How Can We Improve Measures of Poverty and Wellbeing? ~ Interview with Sabina Alkire

Listen to interview: Sabina Alkire is interviewed on measuring poverty and wellbeing

In the aftermath of the financial crisis many now recognise that economic growth does not guarantee improvements in areas of life that matter most to people. Sabina Alkire talks about the shortcomings of relying on monetary measures of progress, such as income or Gross Domestic Product (GDP), alone and explains how broader measures can complement income to better guide economic policies.

“[Multidimensional measures] complement and bring to life a part of the story that has been left in darkness,” says Sabina. “To increase income we need to invest in education so that people can have more productive working lives and we need to invest in health so that they’re not absent from their jobs so much. So there are multiple investments that we have to make to increase income – and many of these are valuable for their own sake. If we measure these things directly we can see in the very short term who does and does not have these functionings and it helps us to target poverty reduction activities…more actively.”

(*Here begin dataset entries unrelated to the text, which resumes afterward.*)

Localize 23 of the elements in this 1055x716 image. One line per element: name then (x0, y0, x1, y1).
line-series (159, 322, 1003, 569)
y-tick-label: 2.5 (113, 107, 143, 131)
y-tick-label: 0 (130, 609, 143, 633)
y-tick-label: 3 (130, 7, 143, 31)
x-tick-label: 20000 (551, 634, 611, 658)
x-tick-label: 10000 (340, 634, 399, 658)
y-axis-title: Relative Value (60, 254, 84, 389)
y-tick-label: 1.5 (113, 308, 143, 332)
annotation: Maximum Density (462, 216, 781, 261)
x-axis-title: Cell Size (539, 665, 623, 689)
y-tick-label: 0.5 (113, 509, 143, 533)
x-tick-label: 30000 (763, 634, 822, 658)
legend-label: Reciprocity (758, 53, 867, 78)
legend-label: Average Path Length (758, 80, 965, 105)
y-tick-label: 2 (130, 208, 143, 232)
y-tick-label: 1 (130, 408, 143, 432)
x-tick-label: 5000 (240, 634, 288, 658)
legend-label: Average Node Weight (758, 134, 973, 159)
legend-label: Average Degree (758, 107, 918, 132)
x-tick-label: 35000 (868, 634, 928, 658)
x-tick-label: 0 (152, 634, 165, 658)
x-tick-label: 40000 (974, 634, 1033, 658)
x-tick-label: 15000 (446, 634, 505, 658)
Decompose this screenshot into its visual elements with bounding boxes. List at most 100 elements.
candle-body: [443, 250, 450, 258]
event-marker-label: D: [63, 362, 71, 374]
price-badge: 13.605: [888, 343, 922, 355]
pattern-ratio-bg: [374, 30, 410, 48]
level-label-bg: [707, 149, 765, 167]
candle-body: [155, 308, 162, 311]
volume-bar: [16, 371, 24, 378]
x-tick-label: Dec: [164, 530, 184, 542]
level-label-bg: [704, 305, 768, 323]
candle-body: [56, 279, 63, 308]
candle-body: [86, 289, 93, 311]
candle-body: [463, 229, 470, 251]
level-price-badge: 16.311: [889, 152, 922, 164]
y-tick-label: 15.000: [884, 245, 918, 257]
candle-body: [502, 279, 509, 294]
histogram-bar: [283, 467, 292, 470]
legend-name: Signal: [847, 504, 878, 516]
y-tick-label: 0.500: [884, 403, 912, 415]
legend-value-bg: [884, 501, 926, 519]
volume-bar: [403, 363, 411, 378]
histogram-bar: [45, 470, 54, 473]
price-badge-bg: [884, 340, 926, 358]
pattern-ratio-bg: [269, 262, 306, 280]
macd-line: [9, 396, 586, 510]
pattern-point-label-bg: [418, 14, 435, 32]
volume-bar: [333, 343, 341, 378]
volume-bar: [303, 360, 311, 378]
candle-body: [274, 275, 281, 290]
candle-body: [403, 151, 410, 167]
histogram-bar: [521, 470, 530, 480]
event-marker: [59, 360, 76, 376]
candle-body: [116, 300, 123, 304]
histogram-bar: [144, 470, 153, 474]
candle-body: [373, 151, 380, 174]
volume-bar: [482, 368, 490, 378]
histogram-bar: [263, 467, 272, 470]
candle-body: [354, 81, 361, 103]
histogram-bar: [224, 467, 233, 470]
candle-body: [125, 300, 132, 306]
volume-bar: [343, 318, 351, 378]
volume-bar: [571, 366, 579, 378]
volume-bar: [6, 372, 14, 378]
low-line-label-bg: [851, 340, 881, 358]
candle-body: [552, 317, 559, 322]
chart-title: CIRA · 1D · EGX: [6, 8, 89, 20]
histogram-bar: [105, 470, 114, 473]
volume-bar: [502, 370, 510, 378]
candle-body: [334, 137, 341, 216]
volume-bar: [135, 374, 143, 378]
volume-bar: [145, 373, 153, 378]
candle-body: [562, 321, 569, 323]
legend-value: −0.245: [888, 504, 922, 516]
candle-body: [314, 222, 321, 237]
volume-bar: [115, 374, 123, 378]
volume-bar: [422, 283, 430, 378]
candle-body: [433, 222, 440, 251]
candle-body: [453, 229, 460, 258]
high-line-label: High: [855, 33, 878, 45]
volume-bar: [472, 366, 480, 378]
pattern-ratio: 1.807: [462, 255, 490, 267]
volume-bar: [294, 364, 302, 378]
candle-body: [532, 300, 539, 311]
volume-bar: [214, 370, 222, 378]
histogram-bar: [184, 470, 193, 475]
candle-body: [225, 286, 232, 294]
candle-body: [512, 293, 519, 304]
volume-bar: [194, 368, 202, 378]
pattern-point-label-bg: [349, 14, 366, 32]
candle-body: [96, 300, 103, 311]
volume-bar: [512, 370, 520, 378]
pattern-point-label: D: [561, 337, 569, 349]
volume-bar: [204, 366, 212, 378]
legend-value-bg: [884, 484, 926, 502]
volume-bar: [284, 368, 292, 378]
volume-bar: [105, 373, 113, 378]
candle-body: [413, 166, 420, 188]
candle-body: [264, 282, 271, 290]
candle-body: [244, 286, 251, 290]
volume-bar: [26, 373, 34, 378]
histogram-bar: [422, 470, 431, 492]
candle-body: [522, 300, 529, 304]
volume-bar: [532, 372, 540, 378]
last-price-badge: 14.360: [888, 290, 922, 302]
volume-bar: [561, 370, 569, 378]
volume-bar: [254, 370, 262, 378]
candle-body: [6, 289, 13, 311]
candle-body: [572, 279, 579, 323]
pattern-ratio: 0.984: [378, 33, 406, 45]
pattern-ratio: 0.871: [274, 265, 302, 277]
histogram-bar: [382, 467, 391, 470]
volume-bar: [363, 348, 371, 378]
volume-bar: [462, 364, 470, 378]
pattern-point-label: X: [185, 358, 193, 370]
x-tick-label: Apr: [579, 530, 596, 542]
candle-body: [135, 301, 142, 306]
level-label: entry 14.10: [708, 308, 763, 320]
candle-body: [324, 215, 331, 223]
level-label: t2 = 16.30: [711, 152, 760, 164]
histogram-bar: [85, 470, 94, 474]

Sabina goes on to explain how this can be applied: “For example, two states in India, Bihar and West Bengal had nearly the same multidimensional poverty but in Bihar poverty was much more driven by a lack of assets, no radio, no television, and in West Bengal it was much more a lack of clean cooking fuel and a lack of nutrition. If a policy maker knows that then they are able to make very effective use of limited public resources, similarly if the private sector or charities wish to engage they know exactly where their inputs will have the highest impact. In a time of fiscal tightening, this kind of information is very necessary.”

Sabina was interviewed while at the University of Illinois to deliver the University’s annual Marjorie Hall Thulin Lecture on Religion and Contemporary Culture; speaking on ‘How An Adequate Notion of Human Flourishing Challenges Economics’.